Hacker News new | ask | show | jobs
by notacop31337 1303 days ago
My understanding is that this is largely because you're fighting an adversarial format provider in Adobe, I've read a few papers and journal entries on file format polyglotting, with some focus on PDF and approaches are constantly shifting in nature due to Adobe mooting pathways to success, I think it's partly for security and also IMO partly for obscurity as PDF is a horrific format in all reality except for human visual interpretation. Many organisations and industries ONLY produce public data via PDF and it makes the parsing of that information a far more difficult task (again, I suspect by design). After trying a few parsing options for PDF, I've come to hate it as a format. Luckily though, some options from a few cloud providers seem to be really hammering the problems complexity down, but the cost of the solutions can be very steep.
2 comments

PDF is a subset of Postscript, which is a full-blown programming language disguised as a page description language.

People who think of the format as "adversarial" are wrong. Adobe never gave a shit about being adversarial in that sense.

The problem is that PDF is not a file format, it's a defined subset of a programming language (PostScript) used for portable rendering with fidelity. It's portable, in the sense that it should render the same way on whatever device it's rendered on (printed on a page or mastered to a display). And it's portable because it doesn't allow any postscript job-level commands, and it tries to ensure that each PDF File is standalone and can be concatenated together into a multi-page document or embedded in another document.

Postscript (and PDF) are also postfix, which can be confusing.

> PDF is a subset of Postscript

That’s a bit of an oversimplification. There’s a whole layer of structure atop the postscript subset. Much software deals only with that layer, never looking into the chunks of rendering code. That’s plenty complicated already!

> Postscript (and PDF) are also postfix, which can be confusing.

I handwrote quite a bit of postscript wsy back when. It wasn’t that bad, really, you just had to keep the state of the stack firmly in your head. Being used to HP scientific calculators helped. I would never dream of handwriting a pdf file, though. Even the low level parts are harder to deal with, since most command names have been shortened to a single letter for efficiency.

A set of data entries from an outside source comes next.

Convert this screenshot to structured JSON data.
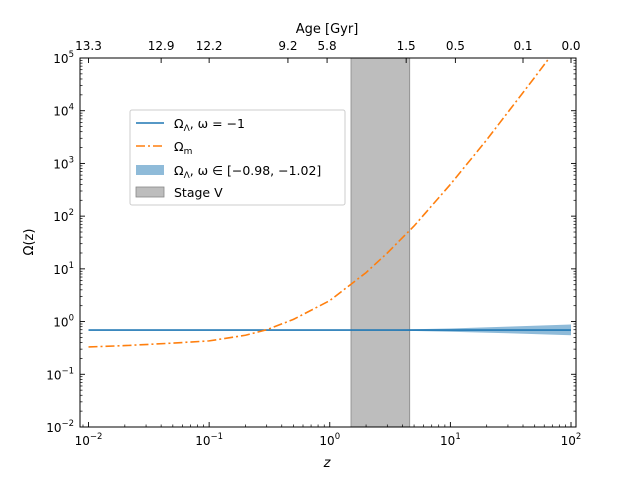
{
  "chart_data": {
    "type": "line",
    "xlabel": "z",
    "ylabel": "Ω(z)",
    "top_axis_label": "Age [Gyr]",
    "xscale": "log",
    "yscale": "log",
    "xlim": [
      0.0085,
      110
    ],
    "ylim": [
      0.01,
      100000
    ],
    "x_ticks": [
      {
        "value": 0.01,
        "base": "10",
        "exp": "−2"
      },
      {
        "value": 0.1,
        "base": "10",
        "exp": "−1"
      },
      {
        "value": 1,
        "base": "10",
        "exp": "0"
      },
      {
        "value": 10,
        "base": "10",
        "exp": "1"
      },
      {
        "value": 100,
        "base": "10",
        "exp": "2"
      }
    ],
    "y_ticks": [
      {
        "value": 0.01,
        "base": "10",
        "exp": "−2"
      },
      {
        "value": 0.1,
        "base": "10",
        "exp": "−1"
      },
      {
        "value": 1,
        "base": "10",
        "exp": "0"
      },
      {
        "value": 10,
        "base": "10",
        "exp": "1"
      },
      {
        "value": 100,
        "base": "10",
        "exp": "2"
      },
      {
        "value": 1000,
        "base": "10",
        "exp": "3"
      },
      {
        "value": 10000,
        "base": "10",
        "exp": "4"
      },
      {
        "value": 100000,
        "base": "10",
        "exp": "5"
      }
    ],
    "top_ticks": [
      {
        "z": 0.01,
        "label": "13.3"
      },
      {
        "z": 0.04,
        "label": "12.9"
      },
      {
        "z": 0.1,
        "label": "12.2"
      },
      {
        "z": 0.45,
        "label": "9.2"
      },
      {
        "z": 0.95,
        "label": "5.8"
      },
      {
        "z": 4.3,
        "label": "1.5"
      },
      {
        "z": 11,
        "label": "0.5"
      },
      {
        "z": 40,
        "label": "0.1"
      },
      {
        "z": 100,
        "label": "0.0"
      }
    ],
    "series": [
      {
        "name": "Ω_Λ, ω = −1",
        "color": "#1f77b4",
        "style": "solid",
        "x": [
          0.01,
          0.1,
          1,
          10,
          100
        ],
        "y": [
          0.69,
          0.69,
          0.69,
          0.69,
          0.69
        ]
      },
      {
        "name": "Ω_m",
        "color": "#ff7f0e",
        "style": "dashdot",
        "x": [
          0.01,
          0.02,
          0.05,
          0.1,
          0.2,
          0.3,
          0.5,
          1,
          2,
          3,
          5,
          10,
          20,
          50,
          66
        ],
        "y": [
          0.33,
          0.35,
          0.39,
          0.43,
          0.55,
          0.7,
          1.1,
          2.5,
          8.5,
          20,
          65,
          400,
          2800,
          43000,
          100000
        ]
      }
    ],
    "bands": [
      {
        "name": "Ω_Λ, ω ∈ [−0.98, −1.02]",
        "color": "#1f77b4",
        "x": [
          0.01,
          1,
          3,
          10,
          30,
          100
        ],
        "y_low": [
          0.69,
          0.69,
          0.68,
          0.64,
          0.6,
          0.55
        ],
        "y_high": [
          0.69,
          0.69,
          0.7,
          0.74,
          0.8,
          0.88
        ]
      }
    ],
    "spans": [
      {
        "name": "Stage V",
        "color": "#bdbdbd",
        "xmin": 1.5,
        "xmax": 4.6
      }
    ],
    "legend_location": "upper-left",
    "legend": [
      {
        "key": "lambda",
        "main": "Ω",
        "sub": "Λ",
        "rest": ", ω = −1"
      },
      {
        "key": "matter",
        "main": "Ω",
        "sub": "m",
        "rest": ""
      },
      {
        "key": "band",
        "main": "Ω",
        "sub": "Λ",
        "rest": ", ω ∈ [−0.98, −1.02]"
      },
      {
        "key": "stage",
        "main": "",
        "sub": "",
        "rest": "Stage V"
      }
    ]
  }
}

Postfix is fine, you get used to it fairly quickly. But when you've finished and want to go the the toilet, you walk there backwards.
What libraries do you see as being SOTA? Fitz? Tika?

My hope is that computer vision + OCR will solve this once and for all in near future.

To be 100% honest it's been a while since I looked into libraries for it, so I couldn't say.

Your second comment rings true, and in my opinion, we are there. Highly recommend throwing some PDFs at AWS Textract and checking out the quality, it wasn't there a few years ago, can safely state it's there now though. I threw stuff at it that previously would just spit out trash, and it handled it fairly well, specifically for table data extraction (I was looking at public stock market quarterly reports).

Cost is the kicker for me, 1000 pages for $15, adds up fairly quickly at any sort of scale!

OCR is built into Adobe's PDF reader, issue is it's 15$ a month.

I really want to see OCR become easier to use, but I don't know why it's such a hard problem in the first place.

There is the python library ocrmypdf https://ocrmypdf.readthedocs.io/en/latest/ that works really well. I have found the results comparable to Adobe in accuracy.

I believe it uses tesseract, ghostscript and some other libraries.

Speaking of ghostscript, one way to deal with problematic PDFs is to print them to file and deal with the result instead.

Any open source apps integrate this ?

I'd love to just be able to search a PDF document for a string and get a list of results.